Он хмуро молчал, с шумом прихлебывал чай, касаясь вытянутыми губами края кружки, будто заботил его только вкус чая. Отпил и я — чай в самом деле оказался необыкновенно сладок. В комнате было тихо, только за стеной время от времени слышался перестук лошадиных копыт. Хай Сиси выхлебал полкружки, заметно было, что он старается изо всех сил сдержать возбуждение. Отер ладонью рот и, уставившись куда-то в угол, произнес:

— Знаешь, уехать хочу.

— Уехать? Куда? — Он обращался ко мне как к задушевному другу, и я невольно ощутил свою причастность к его судьбе.— Почему уехать?

— А какого дьявола торчать в этой мерзкой дыре!— Он слабо повел рукой. — Сил у меня вдоволь, работу я знаю — неужто не получу в другом месте те же тридцать монет?! Правду сказать, поначалу и не собирался тут засиживаться, да вот встретил... ну, короче, с Мимозой... познакомился...

Он умолк. Молчал и я — какие уж слова, коли он о Мимозе заговорил. Глядел на него и чувствовал, что краснею. За стенкой лошади били копытами. Он ухватился за лаковую крышку стола, руки поникли, словно ослабевшие крылья орла, глаза — точно остекленели. Дерзкий задира в один миг сделался строг и серьезен. Я разволновался. Вдруг явилась мысль уступить ему Мимозу — вот уж поистине подходящая пара! «Хороша доброта, нечего сказать, собственную подлость прикрыть захотел! А ее любовь? Предать ее?» Я не проронил ни звука.

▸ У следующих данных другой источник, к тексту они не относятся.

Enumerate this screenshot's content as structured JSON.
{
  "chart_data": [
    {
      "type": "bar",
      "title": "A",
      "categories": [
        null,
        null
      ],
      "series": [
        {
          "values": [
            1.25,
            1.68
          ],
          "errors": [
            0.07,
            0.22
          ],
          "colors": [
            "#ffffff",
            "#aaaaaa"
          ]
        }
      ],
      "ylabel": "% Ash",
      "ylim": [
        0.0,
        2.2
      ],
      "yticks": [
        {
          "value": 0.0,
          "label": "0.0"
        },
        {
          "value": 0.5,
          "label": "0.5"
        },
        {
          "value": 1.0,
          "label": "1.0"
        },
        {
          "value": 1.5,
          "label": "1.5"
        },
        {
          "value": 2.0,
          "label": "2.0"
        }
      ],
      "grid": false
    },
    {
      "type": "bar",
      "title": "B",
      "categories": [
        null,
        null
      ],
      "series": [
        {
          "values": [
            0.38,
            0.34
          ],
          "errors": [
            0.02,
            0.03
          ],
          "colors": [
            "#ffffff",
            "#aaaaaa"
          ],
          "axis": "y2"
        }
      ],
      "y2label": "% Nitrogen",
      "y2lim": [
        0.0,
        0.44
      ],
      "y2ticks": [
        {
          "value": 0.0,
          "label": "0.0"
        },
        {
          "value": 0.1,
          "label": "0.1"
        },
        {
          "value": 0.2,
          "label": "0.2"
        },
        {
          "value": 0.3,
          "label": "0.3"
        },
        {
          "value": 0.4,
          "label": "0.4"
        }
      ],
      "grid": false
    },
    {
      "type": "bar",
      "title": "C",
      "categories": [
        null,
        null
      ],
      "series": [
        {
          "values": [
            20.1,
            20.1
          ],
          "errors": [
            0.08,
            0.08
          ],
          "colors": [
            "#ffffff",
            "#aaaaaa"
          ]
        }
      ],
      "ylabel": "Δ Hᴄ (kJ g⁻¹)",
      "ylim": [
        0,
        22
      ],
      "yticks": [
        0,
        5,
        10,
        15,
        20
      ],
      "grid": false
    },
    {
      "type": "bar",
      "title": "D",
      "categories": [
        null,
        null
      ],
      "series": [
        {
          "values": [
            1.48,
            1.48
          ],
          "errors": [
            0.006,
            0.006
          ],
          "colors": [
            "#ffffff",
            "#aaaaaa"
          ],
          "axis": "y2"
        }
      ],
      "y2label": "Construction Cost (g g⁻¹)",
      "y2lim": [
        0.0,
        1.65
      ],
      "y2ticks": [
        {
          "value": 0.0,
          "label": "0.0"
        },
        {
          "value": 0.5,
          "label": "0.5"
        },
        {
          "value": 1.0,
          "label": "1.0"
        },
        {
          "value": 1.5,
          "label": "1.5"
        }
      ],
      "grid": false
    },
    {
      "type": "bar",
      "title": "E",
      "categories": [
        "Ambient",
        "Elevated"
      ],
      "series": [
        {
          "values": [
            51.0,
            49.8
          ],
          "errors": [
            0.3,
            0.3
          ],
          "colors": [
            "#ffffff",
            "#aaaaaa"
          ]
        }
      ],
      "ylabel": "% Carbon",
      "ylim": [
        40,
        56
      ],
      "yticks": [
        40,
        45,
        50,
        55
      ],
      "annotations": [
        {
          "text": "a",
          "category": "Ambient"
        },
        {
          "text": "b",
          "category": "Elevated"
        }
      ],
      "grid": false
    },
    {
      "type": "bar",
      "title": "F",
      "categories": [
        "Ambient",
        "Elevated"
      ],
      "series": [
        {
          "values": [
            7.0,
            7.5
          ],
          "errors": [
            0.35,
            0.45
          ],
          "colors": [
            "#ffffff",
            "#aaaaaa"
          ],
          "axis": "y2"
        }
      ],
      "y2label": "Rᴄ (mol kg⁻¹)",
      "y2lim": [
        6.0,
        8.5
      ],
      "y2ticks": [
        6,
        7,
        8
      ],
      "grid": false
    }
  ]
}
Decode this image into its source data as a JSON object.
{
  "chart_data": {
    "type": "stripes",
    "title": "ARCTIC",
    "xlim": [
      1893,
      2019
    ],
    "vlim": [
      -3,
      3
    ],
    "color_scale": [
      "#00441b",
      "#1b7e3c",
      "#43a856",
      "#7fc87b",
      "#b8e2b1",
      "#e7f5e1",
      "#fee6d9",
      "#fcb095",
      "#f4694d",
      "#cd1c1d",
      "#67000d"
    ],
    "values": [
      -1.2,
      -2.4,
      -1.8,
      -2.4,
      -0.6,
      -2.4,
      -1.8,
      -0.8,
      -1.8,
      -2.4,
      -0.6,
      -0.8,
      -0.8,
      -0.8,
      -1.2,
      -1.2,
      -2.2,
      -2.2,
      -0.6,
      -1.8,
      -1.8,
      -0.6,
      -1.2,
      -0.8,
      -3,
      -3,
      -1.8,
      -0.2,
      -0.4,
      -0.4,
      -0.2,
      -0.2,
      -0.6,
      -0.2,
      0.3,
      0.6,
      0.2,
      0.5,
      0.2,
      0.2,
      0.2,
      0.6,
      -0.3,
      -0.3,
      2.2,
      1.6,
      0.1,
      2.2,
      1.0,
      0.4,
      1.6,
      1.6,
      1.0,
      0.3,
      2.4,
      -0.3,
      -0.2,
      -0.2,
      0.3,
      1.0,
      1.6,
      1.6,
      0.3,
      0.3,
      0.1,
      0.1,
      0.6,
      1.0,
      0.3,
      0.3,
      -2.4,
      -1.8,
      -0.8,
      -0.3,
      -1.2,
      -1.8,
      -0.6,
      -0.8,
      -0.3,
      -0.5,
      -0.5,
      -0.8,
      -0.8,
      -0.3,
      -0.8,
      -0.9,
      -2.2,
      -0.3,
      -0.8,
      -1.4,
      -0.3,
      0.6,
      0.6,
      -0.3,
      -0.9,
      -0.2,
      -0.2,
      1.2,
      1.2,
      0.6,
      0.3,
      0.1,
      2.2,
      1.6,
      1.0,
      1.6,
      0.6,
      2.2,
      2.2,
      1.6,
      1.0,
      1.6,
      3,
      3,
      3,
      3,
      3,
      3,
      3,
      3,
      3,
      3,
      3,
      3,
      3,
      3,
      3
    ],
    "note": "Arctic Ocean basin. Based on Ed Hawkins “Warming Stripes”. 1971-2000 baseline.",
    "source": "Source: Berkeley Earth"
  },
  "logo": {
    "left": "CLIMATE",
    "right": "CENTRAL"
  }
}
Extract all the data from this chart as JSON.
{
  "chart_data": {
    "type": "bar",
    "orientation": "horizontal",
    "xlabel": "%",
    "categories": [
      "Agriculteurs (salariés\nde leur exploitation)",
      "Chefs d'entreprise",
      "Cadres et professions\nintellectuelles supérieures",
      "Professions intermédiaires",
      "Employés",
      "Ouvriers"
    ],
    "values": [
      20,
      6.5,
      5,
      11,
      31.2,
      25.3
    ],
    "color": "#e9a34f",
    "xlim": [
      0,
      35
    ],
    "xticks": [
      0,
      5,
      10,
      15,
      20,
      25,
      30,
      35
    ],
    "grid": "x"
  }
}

Все длилось тягостное молчание, наконец боль его, верно, поутихла, он успокоился. Глянув на меня, он произнес:

— Там у меня мешок соевых бобов, цзиней на сто. Возьмешь его, поедите вместе с Мимозой. Столик этот тоже мой — заберешь завтра утром. Мешок я упрятал там, за стогом, ты видел где... Днем не ходи, только ночью, чтоб никто... Понял?

— Я... это...— Принять подарок или отказаться? Но как откажешься? Я понимал, что он добр, что он благороден и великодушен, но мне было стыдно — до каких же пор пробавляться чужими милостями?

Он по-своему понял причину моих колебаний:

— Будь спокоен, не краденое! Вы, грамотеи, не едите такого, знаю. Так вот: еще давно, только приехал сюда, я на брошенной земле бобы посадил, здесь такой земли полно. Осенью и собрал цзиней триста-четыреста. Этот разбойник Се обо всем пронюхал, но не донес — он ничего, с ним можно ладить!

Все они думали обо мне слишком хорошо: ишь какой «благородный», краденого не ест! Уж я-то знал, что вовсе не таков. Не я ли обманул старика торговца на рынке или выманил просяной муки на кухне? А к Мимозе поесть даровой еды разве не ходил? Пока я ловчил, он своим трудом урожай выращивал — вот и вся разница между нами! Так кто же из нас благороднее?

— Что же ты с собой все не заберешь? — спросил я, проникшись искренней заботой.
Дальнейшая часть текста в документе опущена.